Vegan Rocher Ferreros

Ferrero Rocher, but gluten-free and vegan, like, whoa, are you ready!? 

These one-bite wonders are perfectly crispy, incredibly decadent, and are sure to wow anyone you serve them to! They taste just like the real thing, but maybe even more satisfying! 

If you try this recipe, let us know, and don’t forget to tag us. 

Here’s What You’ll Need

Filling Ingredients:

– 5 1/2 oz, coconut milk or coconut cream

– 4 oz, vegan chocolate, melted

– 1/4 cup, hazelnut butter

– 3 tbsp, maple syrup

– 1 tsp, vanilla extract

– 1/4 tsp, himalayan salt

– 15 hazelnuts, roasted

Coating Ingredients:

– 100 grams, roasted hazelnuts
– 7 oz, vegan chocolate, melted
– 1 tbsp, hazelnut butter

FILLING DIRECTIONS:

  1. Use the double boiler method to melt the vegan chocolate.

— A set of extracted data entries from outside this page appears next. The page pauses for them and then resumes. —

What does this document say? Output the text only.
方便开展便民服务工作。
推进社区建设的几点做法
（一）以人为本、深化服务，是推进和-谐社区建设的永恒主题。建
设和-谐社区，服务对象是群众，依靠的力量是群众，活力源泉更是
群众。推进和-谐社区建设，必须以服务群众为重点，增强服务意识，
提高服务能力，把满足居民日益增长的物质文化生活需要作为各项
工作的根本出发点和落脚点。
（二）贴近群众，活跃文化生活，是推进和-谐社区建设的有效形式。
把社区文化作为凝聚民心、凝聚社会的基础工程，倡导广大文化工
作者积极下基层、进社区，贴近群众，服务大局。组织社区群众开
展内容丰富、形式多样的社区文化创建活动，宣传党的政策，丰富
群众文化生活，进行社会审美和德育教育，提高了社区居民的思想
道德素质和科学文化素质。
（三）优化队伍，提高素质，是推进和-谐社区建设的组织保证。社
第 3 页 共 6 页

Stir well to avoid any burning from occurring.
  2. Once melted, add the coconut milk in to heat as well.
  3. Allow the milk to sit for 2 – 3 minutes with the chocolate before stirring with a spatula until smooth.
  4. Add the hazelnut butter, liquid sweetener of choice, vanilla and salt to combine. Stir until completely smooth.
  5. Using a sphere mold, pipe or pour the chocolate mixture into the molds, filling them about 2/3 full.
  6. Add one whole hazelnut into the mold. Top with more chocolate filling. 
  7. Freeze for a minimum of 4 hours or until solid.

COATING DIRECTIONS:

  1. Melt the chocolate and hazelnut butter in a double boiler.
  2. Finely chop the remaining hazelnuts and set aside in a small bowl.
  3. Remove the solid truffles from the molds and place them on a sheet of parchment paper or a silicone mat.
  4. Roll the truffles in the melted chocolate and sprinkle the truffle with the chopped hazelnuts.
  5. Place the tray in the freezer and let it set approximately 5 minutes.
  6. Optional to dip the truffles a second time in the melted chocolate once set.
  7. Store the chocolates in an airtight container in the refrigerator.